You can add multiple DTS Material nodes to the SHOP Network, and assign each to a different group (or groups) of geometry primitives using the Material SOP.

TroubleShooting

  • If you are having trouble with UI elements flashing or not being drawn correctly (common with older or less capable video cards), set the following environment variable and restart Houdini: HOUDINI_OGL_SOFTWARE = 1

  • Warning message in dump file: This object contains unsupported geometry.: The DTS format supports only triangular primitives, so any geometry that is to be exported must first be converted into this form. There are two SOPs that can help with this:

    1. Convert: Used to convert from NURB/Mesh etc to polygons (and can also output triangles, removing the need for the separate Divide node).

    2. Divide: Used to split polygons into triangles.

  • Houdin crash on export: First check the dump.html file for errors or warnings.
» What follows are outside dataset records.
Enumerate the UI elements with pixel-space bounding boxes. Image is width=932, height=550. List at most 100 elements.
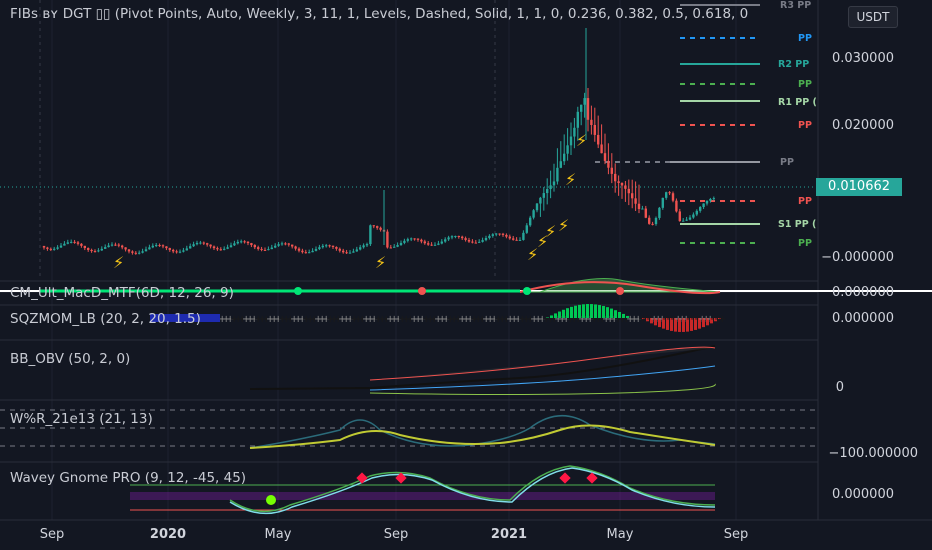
candle [223, 248, 226, 250]
candle [199, 242, 202, 244]
candle [484, 237, 488, 241]
candle [321, 245, 324, 248]
candle [155, 245, 158, 247]
sqz-dot: + [418, 314, 426, 325]
candle [189, 246, 192, 249]
sqz-bar [710, 318, 713, 324]
sqz-dot: + [474, 314, 482, 325]
sqz-dot: + [438, 314, 446, 325]
sqz-dot: + [558, 314, 566, 325]
candle [267, 249, 270, 251]
sqz-dot: + [310, 314, 318, 325]
sqz-dot: + [226, 314, 234, 325]
candle [522, 232, 525, 240]
time-label-sep-2020: Sep [383, 527, 409, 542]
candle [688, 217, 692, 220]
candle [610, 167, 613, 174]
sqz-blue-block [150, 314, 220, 322]
candle [274, 245, 277, 248]
candle [559, 161, 562, 168]
sqz-bar [706, 318, 709, 326]
current-price-badge: 0.010662 [816, 178, 902, 196]
obv-line [249, 345, 716, 390]
candle [257, 247, 260, 249]
candle [355, 249, 358, 252]
sqz-dot: + [350, 314, 358, 325]
wavey-band [130, 492, 715, 500]
obv-pane-title[interactable]: BB_OBV (50, 2, 0) [10, 351, 131, 367]
wavey-sell-marker [559, 472, 571, 484]
candle [665, 192, 668, 198]
candle [151, 245, 154, 248]
price-label-030: 0.030000 [831, 51, 894, 66]
price-label-020: 0.020000 [831, 118, 894, 133]
candle [338, 248, 341, 251]
candle [376, 226, 379, 228]
sqz-bar [626, 315, 629, 318]
candle [345, 252, 348, 254]
sqz-pane-title[interactable]: SQZMOM_LB (20, 2, 20, 1.5) [10, 311, 201, 327]
candle [627, 188, 630, 194]
candle [66, 242, 69, 244]
candle [593, 125, 596, 135]
candle [682, 220, 685, 222]
candle [461, 236, 464, 239]
candle [393, 246, 396, 248]
sqz-dot: + [250, 314, 258, 325]
obv-value-label: 0 [835, 380, 844, 395]
sqz-dot: + [446, 314, 454, 325]
wavey-pane-title[interactable]: Wavey Gnome PRO (9, 12, -45, 45) [10, 470, 247, 486]
candle [631, 193, 634, 199]
sqz-dot: + [342, 314, 350, 325]
candle [49, 248, 52, 250]
sqz-dot: + [462, 314, 470, 325]
candle [325, 245, 328, 247]
sqz-dot: + [338, 314, 346, 325]
macd-pane-title[interactable]: CM_Ult_MacD_MTF(6D, 12, 26, 9) [10, 285, 234, 301]
candle [250, 243, 253, 246]
sqz-dot: + [526, 314, 534, 325]
candle [433, 244, 437, 246]
signal-bolt-icon: ⚡ [527, 245, 539, 264]
candle [661, 197, 664, 208]
wr-pane-title[interactable]: W%R_21e13 (21, 13) [10, 411, 153, 427]
sqz-dot: + [450, 314, 458, 325]
wavey-buy-marker [266, 495, 276, 505]
candle [73, 241, 76, 243]
candle [420, 239, 423, 242]
candle [430, 244, 433, 246]
sqz-dot: + [386, 314, 394, 325]
sqz-bar [682, 318, 685, 332]
sqz-dot: + [370, 314, 378, 325]
candle [212, 246, 216, 249]
candle [396, 245, 399, 247]
signal-bolt-icon: ⚡ [558, 216, 570, 235]
candle [161, 245, 165, 247]
sqz-bar [594, 304, 597, 318]
sqz-dot: + [566, 314, 574, 325]
candle [372, 225, 375, 227]
indicator-title[interactable]: FIBs ʙʏ DGT ▯▯ (Pivot Points, Auto, Week… [10, 6, 749, 22]
candle [348, 252, 352, 254]
candle [512, 238, 515, 240]
sqz-dot: + [574, 314, 582, 325]
signal-bolt-icon: ⚡ [537, 232, 549, 251]
currency-button[interactable]: USDT [848, 6, 898, 28]
candle [263, 249, 267, 251]
sqz-dot: + [234, 314, 242, 325]
sqz-dot: + [586, 314, 594, 325]
candle [539, 197, 542, 204]
sqz-dot: + [498, 314, 506, 325]
candle [83, 245, 86, 249]
sqz-bar [694, 318, 697, 330]
sqz-dot: + [530, 314, 538, 325]
candle [450, 236, 454, 238]
wr-signal [249, 424, 716, 449]
candle [590, 119, 593, 126]
sqz-bar [558, 311, 561, 318]
candle [284, 243, 287, 245]
sqz-dot: + [606, 314, 614, 325]
candle [318, 247, 321, 250]
wavey-sell-marker [356, 472, 368, 484]
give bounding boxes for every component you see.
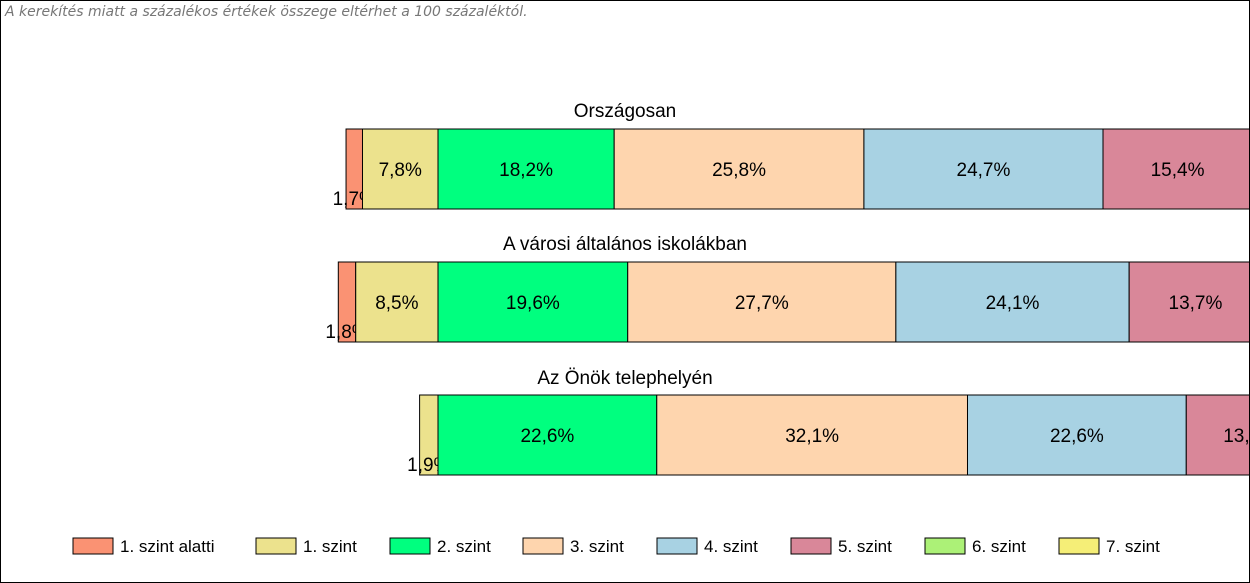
bar-segment	[656, 394, 968, 476]
legend-swatch	[656, 537, 698, 555]
legend-label: 1. szint	[303, 537, 357, 556]
data-label: 13,7%	[1169, 293, 1223, 314]
group-title: Országosan	[574, 101, 676, 122]
bar-segment	[1128, 261, 1249, 343]
legend-swatch	[924, 537, 966, 555]
bar-segment	[895, 261, 1130, 343]
legend-swatch	[790, 537, 832, 555]
legend-label: 5. szint	[838, 537, 892, 556]
group-title: Az Önök telephelyén	[537, 368, 712, 389]
legend-swatch	[72, 537, 114, 555]
bar-segment	[437, 394, 658, 476]
legend-label: 3. szint	[570, 537, 624, 556]
legend-label: 4. szint	[704, 537, 758, 556]
legend-swatch	[389, 537, 431, 555]
data-label: 8,5%	[375, 293, 418, 314]
legend: 1. szint alatti 1. szint 2. szint 3. szint 4…	[72, 537, 1160, 556]
data-label: 32,1%	[785, 426, 839, 447]
rounding-note: A kerekítés miatt a százalékos értékek ö…	[5, 4, 528, 20]
group-title: A városi általános iskolákban	[503, 234, 747, 255]
bar-group-1: Országosan1,7%7,8%18,2%25,8%24,7%15,4%5,…	[333, 101, 1249, 210]
data-label: 27,7%	[735, 293, 789, 314]
data-label: 22,6%	[1050, 426, 1104, 447]
legend-label: 6. szint	[972, 537, 1026, 556]
bar-segment	[361, 128, 439, 210]
data-label: 13,2%	[1223, 426, 1249, 447]
legend-label: 1. szint alatti	[120, 537, 215, 556]
legend-label: 7. szint	[1106, 537, 1160, 556]
legend-swatch	[1058, 537, 1100, 555]
data-label: 22,6%	[520, 426, 574, 447]
data-label: 7,8%	[379, 160, 422, 181]
bar-segment	[1185, 394, 1249, 476]
data-label: 15,4%	[1151, 160, 1205, 181]
bar-segment	[437, 261, 629, 343]
data-label: 18,2%	[499, 160, 553, 181]
data-label: 24,1%	[986, 293, 1040, 314]
bar-segment	[1102, 128, 1249, 210]
bar-segment	[966, 394, 1187, 476]
data-label: 24,7%	[957, 160, 1011, 181]
bar-segment	[437, 128, 615, 210]
bar-segment	[355, 261, 439, 343]
legend-swatch	[522, 537, 564, 555]
legend-swatch	[255, 537, 297, 555]
data-label: 19,6%	[506, 293, 560, 314]
legend-label: 2. szint	[437, 537, 491, 556]
bar-segment	[627, 261, 897, 343]
bar-segment	[613, 128, 865, 210]
data-label: 25,8%	[712, 160, 766, 181]
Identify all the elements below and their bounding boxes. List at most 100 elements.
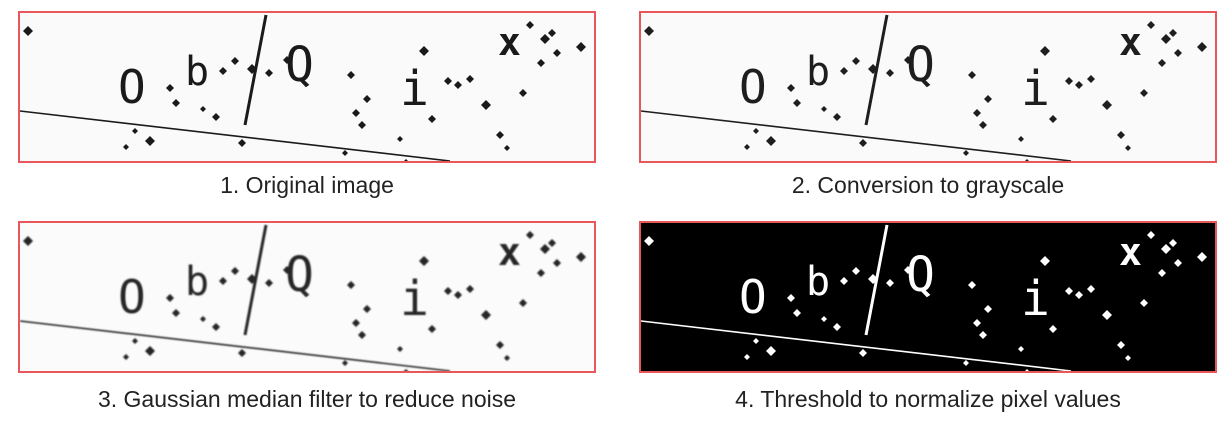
captcha-noise-dot: [428, 115, 436, 123]
captcha-noise-dot: [904, 56, 912, 64]
captcha-noise-dot: [172, 99, 180, 107]
captcha-noise-dot: [466, 285, 474, 293]
captcha-noise-dot: [1087, 285, 1095, 293]
captcha-char-x: x: [498, 20, 521, 64]
captcha-noise-dot: [1158, 59, 1166, 67]
captcha-noise-dot: [1161, 244, 1171, 254]
captcha-noise-dot: [454, 81, 462, 89]
captcha-noise-dot: [283, 266, 291, 274]
captcha-noise-dot: [397, 136, 403, 142]
captcha-noise-dot: [1025, 159, 1029, 161]
captcha-noise-dot: [172, 309, 180, 317]
captcha-noise-dot: [519, 89, 527, 97]
captcha-noise-dot: [840, 67, 848, 75]
captcha-noise-dot: [886, 69, 894, 77]
captcha-noise-dot: [238, 349, 246, 357]
captcha-noise-dot: [793, 99, 801, 107]
captcha-noise-dot: [504, 355, 510, 361]
captcha-noise-dot: [419, 46, 429, 56]
captcha-noise-dot: [1117, 341, 1125, 349]
captcha-noise-dot: [132, 128, 138, 134]
captcha-noise-dot: [265, 279, 273, 287]
captcha-noise-dot: [466, 75, 474, 83]
captcha-noise-dot: [481, 100, 491, 110]
captcha-noise-dot: [868, 274, 878, 284]
captcha-noise-dot: [1065, 77, 1073, 85]
captcha-noise-dot: [1140, 299, 1148, 307]
captcha-noise-dot: [1117, 131, 1125, 139]
filtered-image-caption: 3. Gaussian median filter to reduce nois…: [97, 386, 517, 412]
captcha-noise-dot: [1018, 136, 1024, 142]
captcha-noise-dot: [132, 338, 138, 344]
captcha-char-x: x: [498, 230, 521, 274]
captcha-char-q: Q: [285, 37, 314, 93]
captcha-noise-dot: [23, 236, 33, 246]
captcha-noise-dot: [1040, 46, 1050, 56]
captcha-noise-dot: [1158, 269, 1166, 277]
captcha-noise-dot: [283, 56, 291, 64]
captcha-noise-dot: [352, 109, 360, 117]
captcha-noise-dot: [1147, 21, 1155, 29]
captcha-noise-dot: [1040, 256, 1050, 266]
captcha-noise-dot: [1169, 239, 1177, 247]
captcha-noise-dot: [753, 128, 759, 134]
captcha-noise-dot: [840, 277, 848, 285]
captcha-noise-dot: [1197, 252, 1207, 262]
captcha-char-i: i: [400, 271, 429, 327]
captcha-noise-dot: [1169, 29, 1177, 37]
captcha-noise-dot: [238, 139, 246, 147]
captcha-char-o: O: [739, 270, 767, 324]
captcha-noise-dot: [886, 279, 894, 287]
captcha-noise-dot: [1025, 369, 1029, 371]
captcha-char-q: Q: [285, 247, 314, 303]
captcha-noise-dot: [859, 139, 867, 147]
captcha-noise-dot: [1102, 100, 1112, 110]
captcha-noise-dot: [363, 95, 371, 103]
captcha-char-i: i: [400, 61, 429, 117]
captcha-noise-dot: [504, 145, 510, 151]
captcha-noise-dot: [1125, 145, 1131, 151]
captcha-noise-dot: [342, 360, 348, 366]
captcha-noise-dot: [231, 57, 239, 65]
captcha-char-i: i: [1021, 271, 1050, 327]
captcha-noise-dot: [212, 113, 220, 121]
captcha-noise-dot: [1102, 310, 1112, 320]
captcha-noise-dot: [766, 346, 776, 356]
captcha-noise-dot: [973, 319, 981, 327]
captcha-noise-dot: [428, 325, 436, 333]
captcha-noise-dot: [852, 57, 860, 65]
captcha-noise-dot: [984, 95, 992, 103]
captcha-noise-dot: [1087, 75, 1095, 83]
captcha-noise-dot: [963, 150, 969, 156]
captcha-noise-dot: [519, 299, 527, 307]
captcha-noise-dot: [347, 281, 355, 289]
captcha-char-b: b: [806, 49, 830, 95]
captcha-noise-dot: [526, 21, 534, 29]
captcha-noise-dot: [265, 69, 273, 77]
captcha-char-q: Q: [906, 247, 935, 303]
captcha-char-x: x: [1119, 230, 1142, 274]
captcha-char-o: O: [118, 60, 146, 114]
captcha-noise-line: [20, 110, 451, 161]
captcha-noise-dot: [973, 109, 981, 117]
captcha-char-q: Q: [906, 37, 935, 93]
captcha-char-x: x: [1119, 20, 1142, 64]
captcha-noise-dot: [553, 49, 561, 57]
captcha-noise-dot: [968, 281, 976, 289]
captcha-noise-dot: [526, 231, 534, 239]
captcha-noise-dot: [576, 252, 586, 262]
captcha-noise-dot: [553, 259, 561, 267]
captcha-noise-dot: [358, 121, 366, 129]
captcha-noise-dot: [1049, 115, 1057, 123]
captcha-noise-dot: [23, 26, 33, 36]
captcha-noise-dot: [852, 267, 860, 275]
captcha-noise-dot: [537, 269, 545, 277]
captcha-char-b: b: [806, 259, 830, 305]
captcha-char-o: O: [739, 60, 767, 114]
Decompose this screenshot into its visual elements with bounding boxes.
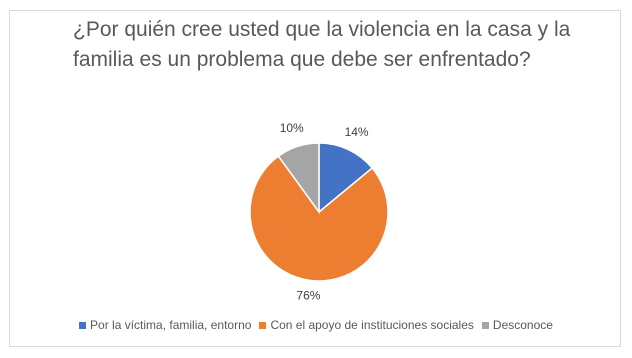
data-label: 14% — [345, 125, 369, 139]
pie-slice — [249, 155, 389, 282]
pie-slice — [277, 142, 320, 215]
legend-label: Con el apoyo de instituciones sociales — [270, 318, 474, 332]
legend-label: Por la víctima, familia, entorno — [90, 318, 252, 332]
data-labels: 14% 76% 10% — [280, 121, 369, 303]
legend-label: Desconoce — [492, 318, 553, 332]
legend-swatch — [481, 321, 489, 329]
pie-slice — [318, 142, 374, 214]
data-label: 10% — [280, 121, 304, 135]
legend-swatch — [259, 321, 267, 329]
legend-swatch — [79, 321, 87, 329]
data-label: 76% — [296, 289, 320, 303]
legend: Por la víctima, familia, entorno Con el … — [0, 318, 632, 332]
pie-slices — [249, 142, 389, 282]
legend-item: Desconoce — [481, 318, 553, 332]
legend-item: Con el apoyo de instituciones sociales — [259, 318, 474, 332]
legend-item: Por la víctima, familia, entorno — [79, 318, 251, 332]
chart-title: ¿Por quién cree usted que la violencia e… — [73, 18, 571, 71]
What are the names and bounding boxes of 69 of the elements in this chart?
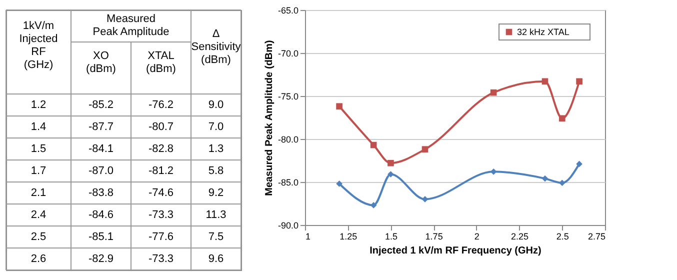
legend-label: 32 kHz XTAL	[517, 27, 570, 37]
point	[388, 160, 394, 166]
point	[490, 89, 497, 96]
data-label: -74.6	[148, 187, 174, 199]
data-label: 1.3	[208, 143, 224, 155]
y-tick-label: -70.0	[278, 48, 298, 58]
point	[422, 146, 428, 152]
data-label: -76.2	[148, 99, 174, 111]
x-tick-label: 2.5	[556, 232, 569, 242]
point	[576, 78, 582, 85]
category-label: 2.4	[30, 209, 46, 221]
y-tick-label: -90.0	[278, 220, 298, 230]
data-label: 9.0	[208, 99, 224, 111]
point	[576, 160, 582, 168]
x-tick-label: 2	[474, 232, 480, 242]
data-label: 9.6	[208, 253, 224, 265]
data-label: -84.1	[88, 143, 114, 155]
point	[370, 142, 377, 148]
data-label: -85.2	[88, 99, 114, 111]
data-label: -84.6	[88, 209, 114, 221]
category-label: 1.4	[30, 121, 46, 133]
x-tick-label: 1.75	[425, 232, 443, 242]
point	[388, 171, 394, 178]
data-label: -87.7	[88, 121, 114, 133]
x-axis-title: Injected 1 kV/m RF Frequency (GHz)	[370, 246, 542, 256]
x-tick-label: 1	[306, 232, 311, 242]
data-label: 5.8	[208, 165, 224, 177]
x-tick-label: 2.75	[588, 232, 606, 242]
text: 1kV/m Injected RF (GHz)	[19, 20, 58, 71]
data-label: -85.1	[88, 231, 114, 243]
category-label: 1.5	[30, 143, 46, 155]
point	[558, 180, 566, 186]
point	[336, 103, 342, 110]
point	[370, 202, 377, 208]
text: Measured Peak Amplitude	[92, 13, 170, 38]
data-label: 9.2	[208, 187, 224, 199]
point	[490, 168, 497, 175]
y-tick-label: -80.0	[278, 134, 298, 144]
text: Δ Sensitivity (dBm)	[191, 28, 242, 66]
x-tick-label: 2.25	[511, 232, 529, 242]
point	[558, 115, 566, 122]
category-label: 1.2	[30, 99, 46, 111]
x-tick-label: 1.25	[340, 232, 358, 242]
data-label: 11.3	[206, 209, 226, 221]
data-label: -83.8	[88, 187, 114, 199]
data-label: -77.6	[148, 231, 174, 243]
point	[336, 180, 342, 187]
point	[422, 196, 428, 202]
data-label: -82.8	[148, 143, 174, 155]
data-label: -80.7	[148, 121, 174, 133]
data-label: -73.3	[148, 209, 174, 221]
y-axis-title: Measured Peak Amplitude (dBm)	[264, 40, 275, 196]
data-label: 7.0	[208, 121, 224, 133]
text: XO (dBm)	[86, 50, 116, 75]
point	[542, 78, 548, 85]
y-tick-label: -85.0	[278, 178, 298, 188]
y-tick-label: -75.0	[278, 92, 298, 102]
data-label: 7.5	[208, 231, 224, 243]
x-tick-label: 1.5	[384, 232, 398, 242]
category-label: 2.6	[30, 253, 46, 265]
y-tick-label: -65.0	[278, 6, 298, 16]
data-label: -73.3	[148, 253, 174, 265]
data-label: -82.9	[88, 253, 114, 265]
data-label: -87.0	[88, 165, 114, 177]
data-label: -81.2	[148, 165, 174, 177]
point	[542, 175, 548, 182]
category-label: 1.7	[30, 165, 46, 177]
category-label: 2.1	[30, 187, 46, 199]
text: XTAL (dBm)	[146, 50, 176, 75]
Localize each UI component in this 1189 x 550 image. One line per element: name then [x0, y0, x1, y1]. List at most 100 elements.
If the export process crashes during the “Optimising geometry” stage, the problem could be that the geometry has too many polygons for the tri-stripper. Try reducing the polygon count, breaking the geometry into separate pieces, or turning off geometry optimization.

  • Missing textures in exported shape:

  • check that the Houdini geometry container has the Display/Render flag set for the correct node

  • check dump file to confirm that materials were found during export

  • the Torque engine requires the texture files to be in the same directory as the .dts file

  • textures do not need to be square, but the width and height must be powers of 2 (eg. 2, 4, 8, 16, 32 etc)

Example files

TorqueDetailMap

$HFS/houdini/help/examples/nodes/out/torque/TorqueDetailMap.otl

Load | Launch

This example illustrates using a detail map with the Torque exporter.

TorqueIFL

$HFS/houdini/help/examples/nodes/out/torque/TorqueIFL.otl

Load | Launch

This example illustrates using an IFL file with the Torque exporter.

TorqueLOD

$HFS/houdini/help/examples/nodes/out/torque/TorqueLOD.otl

Load | Launch

This example illustrates using level of detail with the Torque exporter.

TorqueMorph

$HFS/houdini/help/examples/nodes/out/torque/TorqueMorph.otl

Load | Launch

This example illustrates using level of deforming geometry with the Torque exporter.

TorqueReflectanceMap

$HFS/houdini/help/examples/nodes/out/torque/TorqueReflectanceMap.otl

Load | Launch

This example illustrates using reflectance maps with the Torque exporter.

TorqueUV

$HFS/houdini/help/examples/nodes/out/torque/TorqueUV.otl

Load | Launch

This example illustrates using texture coordinates with the Torque exporter.

TorqueVisAnim

$HFS/houdini/help/examples/nodes/out/torque/TorqueVisAnim.otl

Load | Launch

This example illustrates using animated visibility with the Torque exporter.